Coping with Climate Anxiety Through Poetry, Visual Arts
An interdisciplinary poetry and visual arts workshop will take place this month aimed at inspiring campuswide awareness of global climate change and its impact now and in the future.
The MFA in Creative Writing program is partnering with NC State’s Sustainable Futures Initiative, University Libraries, and Global One Health Academy to host Art United Poetry and Art Workshop. Three acclaimed poets and artists will lead the free workshop’s two sessions for members of the NC State community.
Art United is an interdisciplinary, poetry-and-art workshop started by the MFA program in 2017. Originally funded by an OIED diversity mini-grant, the program has offered students, faculty and staff a welcoming, collaborative space to think and write about challenges facing the campus community. The first Art United was led by poets Tyree Daye and Leila Chatti and graphic memoirist Kristen Radtke.
“That first workshop started with the question, ‘What does it mean to feel at home?’” remembered Belle Boggs, professor of Creative Writing, who co-founded the program with former MFA program assistant director Shervon Cassim. “I think what makes Art United really special is the way that the workshop creates spaces to work collaboratively to make something new.”
“The goal of 2024’s Art United is to bring together students and artists to help work through climate and eco-anxiety,” said Christopher Galik, a public administration professor and director of the Sustainable Futures Initiative. “The world is going through tremendous change right now and feelings of helplessness abound.
“Art United, and events like it, provide an opportunity for the entire campus community to use the arts and the humanities as an avenue of expression for how these challenges affect us, and in doing so take back some measure of agency and control.”
Participants this year will work with artists Aaron Angello, Sommer Browning and Melissa Crowe on individual and collaborative poems, comics and zines. The workshop will be held on April 12, from 4 to 6 p.m., and on April 13, from 10 a.m. to noon, in the Fishbowl Forum at D.H. Hill Jr. Library.
No previous poetry or art experience is required, and all materials will be provided
Art United also corresponds with the campus residency of Small Island, Big Song, a company of Indigenous artists from across the Pacific who speak to the existential threat of rising sea levels present to their homes.

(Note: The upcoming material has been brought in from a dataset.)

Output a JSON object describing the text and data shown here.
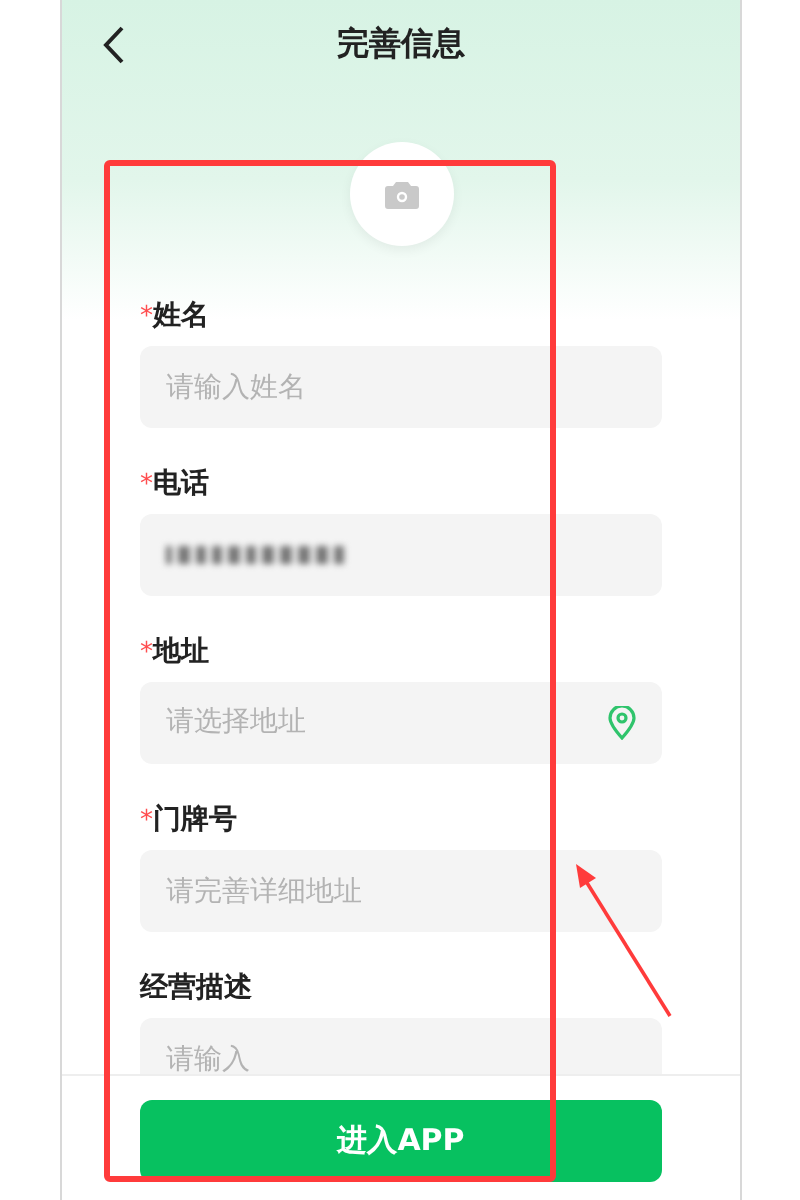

Workshop participants receive complimentary tickets to the company’s concert on April 12 at 7:30 p.m. in Stewart Theatre.
Events like Art United are part of a heightened NC State-emphasis on sustainability, both on and off campus.
“Sustainability is inherently a human endeavor,” Galik said. “The humanities and social sciences have an absolutely essential role in helping us make sense of the changes we are seeing in the world today, in documenting these changes, and expressing our collective response to these changes.”
To this end, the Sustainable Futures Initiative (SFI) was launched earlier this year with a mission to imagine and implement sustainable solutions for society.
“When it comes down to it, NC State is equivalent to the 24th largest city in the state of North Carolina,” Galik said. “We have all the trappings of a city, we live here, we work here, we generate power, we manage waste. We produce food, we manufacture. We move people and things from one place to another. From workshops and visioning exercises, to applied experiences and deployment of cutting-edge technologies, our literal backyard provides near-endless opportunities to create, to demonstrate, to show the world how we actually go from imagined idea to tangible reality.”